Galls and leaf deformations produced by Taphrina occidentalis are not the fungus itself, but rather the effects of the fungus inside the plant tissue. Depending on its stage of life cycle, the fungus manifests in two physical forms:

- As microscopic, filamentous hyphae forming a network of mycelia living parasitically immediately below the plant cuticle
- As one-celled yeasts, the blastospores, in the form of asexual spores produced by budding. The yeast state is saprobic, feeding on dead organic matter or waste by excreting chemicals to digest it.

==Life cycle==

Here are main features of the life cycle:

- Taphrina occidentalis overwinters in the form of blastospores (similar to conidia, but different because they are yeasts or yeast-like cells). As far as is known, alder catkins and leaves are infected by these blastospores.

- Once infected by blastospores, the fungus' hyphae form a network of mycelia inside the host's tissue.
- From the mycelium, asexual blastospores bud from the hyphae.
- Sexually produced chlamydospores also are produced by the hyphae.
- From these chlamydospores inside the plant's tissue, normally later in the season when unfavorable conditions develop, asci emerge at the tissue's surface.
- These asci are cylindrical to rather club-shaped with a stalk cell commonly broader than long and seated or somewhat inserted between the tissue's surface cells.
- Asci produce eight sexual ascospores, which by definition are genetically distinct haploid propagules.
- In nature, the ascospores bud readily, either within the ascus or after spore expulsion. Early observations concluded that propagation by budding in this "yeast stage" may continue indefinitely, the fungus surviving on various plant surfaces and probably also in the soil.

==Gall seasonality==

Galls caused by Taphrina occidentalis usually are green with red along the margins, though when fully exposed to sunlight they may be all red. Old, dark brown infected cones may remain on trees for years. Cone galls on alders at low elevations develop by late spring, whereas those on alders at higher elevations develop later. By August, cone galls in the Sierra Nevada and other mountainous areas usually have matured and started to turn brown and wither.

==Occurrence==

Taphrina occidentalis is known to parasitize four alder species:
- White Alder, Alnus rhombifolia
- Red Alder, Alnus rubra
- Alnus alnobetula (as the Sitka Alder, Alnus alnobetula ssp. sinuata)
- Gray Alder, Alnus incana (as Alnus tenuifolia ssp. tenuifolia

All these species, or the subspecies lumped into them, are native to North America's far western region.

==Impact on tree health==

Taphrina occidentalis causes the toungue-like galls seen on this page, and leaf deformation sometimes called leaf blister.
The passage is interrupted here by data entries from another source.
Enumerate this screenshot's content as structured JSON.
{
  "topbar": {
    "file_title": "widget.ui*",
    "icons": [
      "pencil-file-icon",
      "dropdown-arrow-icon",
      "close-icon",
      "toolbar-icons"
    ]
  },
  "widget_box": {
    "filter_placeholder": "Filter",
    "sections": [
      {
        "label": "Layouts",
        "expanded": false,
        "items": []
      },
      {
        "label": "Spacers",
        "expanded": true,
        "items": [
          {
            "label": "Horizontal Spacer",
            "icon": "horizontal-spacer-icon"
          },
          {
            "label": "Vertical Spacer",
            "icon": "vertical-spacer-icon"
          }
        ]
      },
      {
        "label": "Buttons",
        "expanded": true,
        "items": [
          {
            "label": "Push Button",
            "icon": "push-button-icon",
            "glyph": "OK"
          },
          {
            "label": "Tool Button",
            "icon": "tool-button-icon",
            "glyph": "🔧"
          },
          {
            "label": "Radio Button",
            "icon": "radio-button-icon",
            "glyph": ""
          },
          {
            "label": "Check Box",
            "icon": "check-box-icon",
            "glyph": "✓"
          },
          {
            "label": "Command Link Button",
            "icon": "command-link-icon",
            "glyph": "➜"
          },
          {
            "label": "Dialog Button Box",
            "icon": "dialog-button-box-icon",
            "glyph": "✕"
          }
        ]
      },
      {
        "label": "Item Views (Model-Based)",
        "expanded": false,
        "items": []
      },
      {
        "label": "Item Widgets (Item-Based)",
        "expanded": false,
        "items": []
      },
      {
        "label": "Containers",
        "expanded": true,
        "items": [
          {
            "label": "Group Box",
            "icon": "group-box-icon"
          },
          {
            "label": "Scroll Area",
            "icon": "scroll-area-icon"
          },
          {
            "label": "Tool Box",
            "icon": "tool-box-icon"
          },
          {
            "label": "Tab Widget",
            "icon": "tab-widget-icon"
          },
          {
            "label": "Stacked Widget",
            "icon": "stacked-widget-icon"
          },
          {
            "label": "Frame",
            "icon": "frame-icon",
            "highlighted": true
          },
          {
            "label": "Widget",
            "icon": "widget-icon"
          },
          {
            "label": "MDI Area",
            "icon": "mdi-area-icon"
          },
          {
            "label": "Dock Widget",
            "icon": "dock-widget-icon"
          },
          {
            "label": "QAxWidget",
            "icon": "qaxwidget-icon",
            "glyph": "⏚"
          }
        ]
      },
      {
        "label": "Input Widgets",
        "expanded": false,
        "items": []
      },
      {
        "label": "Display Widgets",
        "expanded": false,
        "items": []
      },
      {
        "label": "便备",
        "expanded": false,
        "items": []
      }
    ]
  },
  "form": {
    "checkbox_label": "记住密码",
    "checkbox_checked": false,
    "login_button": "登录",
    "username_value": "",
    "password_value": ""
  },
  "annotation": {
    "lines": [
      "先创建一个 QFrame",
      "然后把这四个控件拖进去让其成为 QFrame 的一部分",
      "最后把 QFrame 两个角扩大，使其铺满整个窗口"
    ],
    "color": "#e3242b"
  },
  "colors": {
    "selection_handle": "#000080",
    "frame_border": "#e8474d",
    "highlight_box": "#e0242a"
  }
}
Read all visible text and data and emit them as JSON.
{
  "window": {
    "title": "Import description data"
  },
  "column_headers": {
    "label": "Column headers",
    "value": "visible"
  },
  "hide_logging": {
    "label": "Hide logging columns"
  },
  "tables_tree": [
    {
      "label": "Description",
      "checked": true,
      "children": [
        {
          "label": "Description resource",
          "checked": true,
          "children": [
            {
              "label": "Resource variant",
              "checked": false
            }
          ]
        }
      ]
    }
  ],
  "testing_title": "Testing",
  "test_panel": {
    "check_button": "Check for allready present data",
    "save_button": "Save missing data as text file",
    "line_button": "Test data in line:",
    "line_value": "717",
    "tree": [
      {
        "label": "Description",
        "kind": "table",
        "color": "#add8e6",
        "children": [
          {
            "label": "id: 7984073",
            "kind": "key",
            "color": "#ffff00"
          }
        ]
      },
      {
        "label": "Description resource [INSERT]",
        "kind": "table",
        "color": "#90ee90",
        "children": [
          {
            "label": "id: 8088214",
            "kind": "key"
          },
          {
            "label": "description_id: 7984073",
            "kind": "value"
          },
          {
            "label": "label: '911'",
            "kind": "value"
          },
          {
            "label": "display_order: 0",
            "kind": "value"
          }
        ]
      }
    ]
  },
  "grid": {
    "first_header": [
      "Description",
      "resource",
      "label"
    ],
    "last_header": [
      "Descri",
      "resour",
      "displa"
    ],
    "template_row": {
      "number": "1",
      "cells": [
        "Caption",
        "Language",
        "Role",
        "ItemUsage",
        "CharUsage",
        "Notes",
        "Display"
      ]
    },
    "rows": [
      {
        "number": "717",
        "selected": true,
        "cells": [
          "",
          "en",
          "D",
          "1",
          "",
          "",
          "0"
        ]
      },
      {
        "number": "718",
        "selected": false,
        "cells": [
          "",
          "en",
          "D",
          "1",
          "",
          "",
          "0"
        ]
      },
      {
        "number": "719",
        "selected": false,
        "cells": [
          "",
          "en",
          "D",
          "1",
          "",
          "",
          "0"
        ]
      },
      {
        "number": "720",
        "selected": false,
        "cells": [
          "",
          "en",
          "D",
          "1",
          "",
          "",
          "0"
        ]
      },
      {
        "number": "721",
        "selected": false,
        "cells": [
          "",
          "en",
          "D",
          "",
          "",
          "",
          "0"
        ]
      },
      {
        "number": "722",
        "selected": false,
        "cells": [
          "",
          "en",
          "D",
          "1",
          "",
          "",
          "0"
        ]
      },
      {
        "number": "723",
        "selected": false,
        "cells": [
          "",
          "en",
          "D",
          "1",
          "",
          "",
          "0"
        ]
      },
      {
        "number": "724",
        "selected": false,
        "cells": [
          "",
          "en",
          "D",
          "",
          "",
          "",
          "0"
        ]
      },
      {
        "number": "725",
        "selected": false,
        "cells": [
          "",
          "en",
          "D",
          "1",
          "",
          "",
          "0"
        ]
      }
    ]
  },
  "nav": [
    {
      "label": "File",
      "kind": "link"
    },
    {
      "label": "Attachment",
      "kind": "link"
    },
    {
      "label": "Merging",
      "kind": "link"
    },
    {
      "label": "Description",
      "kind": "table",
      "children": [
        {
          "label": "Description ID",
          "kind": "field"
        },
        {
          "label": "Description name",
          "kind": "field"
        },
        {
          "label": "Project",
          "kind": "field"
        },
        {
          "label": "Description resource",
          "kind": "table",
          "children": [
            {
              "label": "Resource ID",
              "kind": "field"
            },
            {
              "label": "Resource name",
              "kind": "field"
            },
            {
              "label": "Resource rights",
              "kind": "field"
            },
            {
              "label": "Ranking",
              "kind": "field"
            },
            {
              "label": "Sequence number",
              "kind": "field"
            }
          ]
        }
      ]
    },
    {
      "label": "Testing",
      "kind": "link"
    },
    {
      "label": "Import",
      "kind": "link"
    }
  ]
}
The galls can prevent or hinder normal fertilization and seed development on the catkins they inhabit. Normally these are not considered as problems needing attention.

==Taxonomy==

The taxon Taphrina occidentalis was erected in 1939 by W. Winfield Ray.
As of April 2026, the taxon Taphrina occidentalis has no synonyms.

===Etymology===

The genus name Taphrina is a New Latin construct based on the Greek taphrē, which means "trench, ditch," with the Latin suffix -ina. This may refer to a feature of the deformities caused by some Taphrina species.

The species name occidentalis is Latin meaning "western," in reference to the distribution of this species in western North America.